Let me tell you a little about Mrs Livingstone which you don’t know (because few people do, because she doesn’t talk about it). She and Mr Livingstone had only been married for 3 years when he developed cancer. Modern medicine probably could have helped him but we are talking about 40-odd years ago. As he grew rapidly sicker she discovered she was pregnant. He died and 5 weeks after his death she gave birth to a beautiful, but still-born, little girl. In the dark-shadowed providence of God she never found another husband and so remains a widow to this day. She is of a generation and type of person that does not share feelings in the way that you do. I don’t think it is unfair to say that deep down she is still somewhat bitter and resentful of people who enjoy happy family lives. What is amazing is that she exercises a strong commitment to Christ. But still, after all these years, she bears something of a grudge and this emerges in her nippiness with other people and their children. She possibly has treated you badly – but then we all treat each other badly. However, you cannot judge a whole congregation on one person’s failing.

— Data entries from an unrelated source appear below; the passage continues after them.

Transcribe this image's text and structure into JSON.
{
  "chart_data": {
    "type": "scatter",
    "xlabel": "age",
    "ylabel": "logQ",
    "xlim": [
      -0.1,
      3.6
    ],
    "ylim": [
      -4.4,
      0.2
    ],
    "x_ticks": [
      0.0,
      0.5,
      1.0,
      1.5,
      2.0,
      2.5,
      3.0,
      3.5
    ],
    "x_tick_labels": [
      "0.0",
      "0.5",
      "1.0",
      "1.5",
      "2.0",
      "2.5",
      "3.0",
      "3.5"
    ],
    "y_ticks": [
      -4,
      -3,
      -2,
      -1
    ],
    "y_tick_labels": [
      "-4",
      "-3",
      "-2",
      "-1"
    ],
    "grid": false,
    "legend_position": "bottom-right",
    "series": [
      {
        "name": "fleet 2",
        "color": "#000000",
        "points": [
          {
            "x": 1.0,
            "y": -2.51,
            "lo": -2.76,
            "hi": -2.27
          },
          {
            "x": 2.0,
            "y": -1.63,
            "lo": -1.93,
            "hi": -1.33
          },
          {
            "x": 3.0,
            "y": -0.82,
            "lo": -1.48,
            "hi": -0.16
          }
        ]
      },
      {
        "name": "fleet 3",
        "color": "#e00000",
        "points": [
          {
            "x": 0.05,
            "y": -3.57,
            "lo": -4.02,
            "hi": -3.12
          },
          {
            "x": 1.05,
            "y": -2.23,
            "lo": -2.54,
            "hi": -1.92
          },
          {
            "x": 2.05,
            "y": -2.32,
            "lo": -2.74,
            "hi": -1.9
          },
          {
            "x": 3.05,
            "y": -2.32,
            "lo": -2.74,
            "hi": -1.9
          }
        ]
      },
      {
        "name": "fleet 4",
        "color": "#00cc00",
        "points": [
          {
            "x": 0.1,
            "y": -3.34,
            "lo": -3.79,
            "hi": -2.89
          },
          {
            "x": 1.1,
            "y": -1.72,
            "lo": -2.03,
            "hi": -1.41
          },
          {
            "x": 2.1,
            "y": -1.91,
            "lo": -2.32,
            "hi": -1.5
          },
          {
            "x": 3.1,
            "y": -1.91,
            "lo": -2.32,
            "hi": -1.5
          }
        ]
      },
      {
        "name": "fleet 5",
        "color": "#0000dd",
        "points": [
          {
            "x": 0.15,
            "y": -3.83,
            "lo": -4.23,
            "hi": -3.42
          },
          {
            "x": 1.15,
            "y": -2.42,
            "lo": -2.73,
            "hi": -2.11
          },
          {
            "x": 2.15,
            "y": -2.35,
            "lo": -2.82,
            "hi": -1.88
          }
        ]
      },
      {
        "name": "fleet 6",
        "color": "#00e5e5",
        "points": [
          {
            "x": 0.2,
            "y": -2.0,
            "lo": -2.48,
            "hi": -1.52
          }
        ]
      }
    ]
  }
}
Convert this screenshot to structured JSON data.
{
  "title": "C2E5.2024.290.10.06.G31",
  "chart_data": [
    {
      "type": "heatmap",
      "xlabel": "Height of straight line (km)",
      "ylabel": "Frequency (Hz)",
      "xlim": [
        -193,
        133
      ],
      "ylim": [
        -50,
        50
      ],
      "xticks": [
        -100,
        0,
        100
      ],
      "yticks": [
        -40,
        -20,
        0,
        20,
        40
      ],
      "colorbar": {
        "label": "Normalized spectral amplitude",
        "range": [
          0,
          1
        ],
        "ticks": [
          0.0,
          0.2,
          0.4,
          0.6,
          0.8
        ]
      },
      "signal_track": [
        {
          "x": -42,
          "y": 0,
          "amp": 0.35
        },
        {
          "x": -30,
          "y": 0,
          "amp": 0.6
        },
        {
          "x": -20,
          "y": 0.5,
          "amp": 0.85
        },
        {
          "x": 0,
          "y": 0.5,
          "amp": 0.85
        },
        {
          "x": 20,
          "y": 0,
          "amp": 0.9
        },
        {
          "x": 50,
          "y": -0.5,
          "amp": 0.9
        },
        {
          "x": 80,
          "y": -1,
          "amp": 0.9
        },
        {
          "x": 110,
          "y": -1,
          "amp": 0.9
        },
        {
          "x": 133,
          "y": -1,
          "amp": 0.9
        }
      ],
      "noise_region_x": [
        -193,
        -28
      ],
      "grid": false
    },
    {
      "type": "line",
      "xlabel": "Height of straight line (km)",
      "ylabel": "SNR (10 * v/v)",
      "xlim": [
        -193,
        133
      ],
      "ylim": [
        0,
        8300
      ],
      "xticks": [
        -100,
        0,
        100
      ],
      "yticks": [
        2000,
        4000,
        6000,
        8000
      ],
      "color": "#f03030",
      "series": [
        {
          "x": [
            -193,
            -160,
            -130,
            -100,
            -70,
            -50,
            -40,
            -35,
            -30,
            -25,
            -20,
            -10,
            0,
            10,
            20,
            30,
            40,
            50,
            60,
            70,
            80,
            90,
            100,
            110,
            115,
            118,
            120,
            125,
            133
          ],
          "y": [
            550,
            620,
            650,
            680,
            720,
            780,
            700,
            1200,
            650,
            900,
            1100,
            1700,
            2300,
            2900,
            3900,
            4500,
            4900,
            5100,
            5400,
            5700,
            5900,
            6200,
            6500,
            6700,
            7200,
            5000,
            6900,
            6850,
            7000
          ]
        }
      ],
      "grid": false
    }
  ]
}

Would you like people to take one of your worst weaknesses and make it a yardstick by which all your life and the life of those you associate with are judged?
What I am trying to say is that I fear that in the matter of Christian “fellowship” (whatever that jargon word means) you are setting a high ideal for us to meet and I do not think we will ever find that high quality fellowship you crave because a congregation is a collection of people who are sinners by nature and alienated from each other by the fall. To varying degrees the Holy Spirit is doing his recreating, sanctifying work in us, but none of us is perfect. When you were part of Central Baptist in your last home city you were part of a company of some 800 or so on a Sunday morning. Now you are, or have been, in company of 80. Gone is the ability to pick and chose whom you will have as friends. The biblical model has changed. You are now no longer coming to the great assembly of the faithful; you are part of a rather small and isolated branch of the family of God where the smallness of the company emphasises the warts and wrinkles of us all. It is different and it can be difficult. Maybe it is too difficult for you.
I have already written too much but I will write again about the other “issues” you have with us.
Neil
2 Comments:
Excellent!
Neil, I appreciate this imaginary letter, and look forward to your next instalments.
I've always wondered what to say to people who complain a church isn't friendly enough.
One complaint I heard was from a couple who were one of the reasons I had thought of the church as a warm one!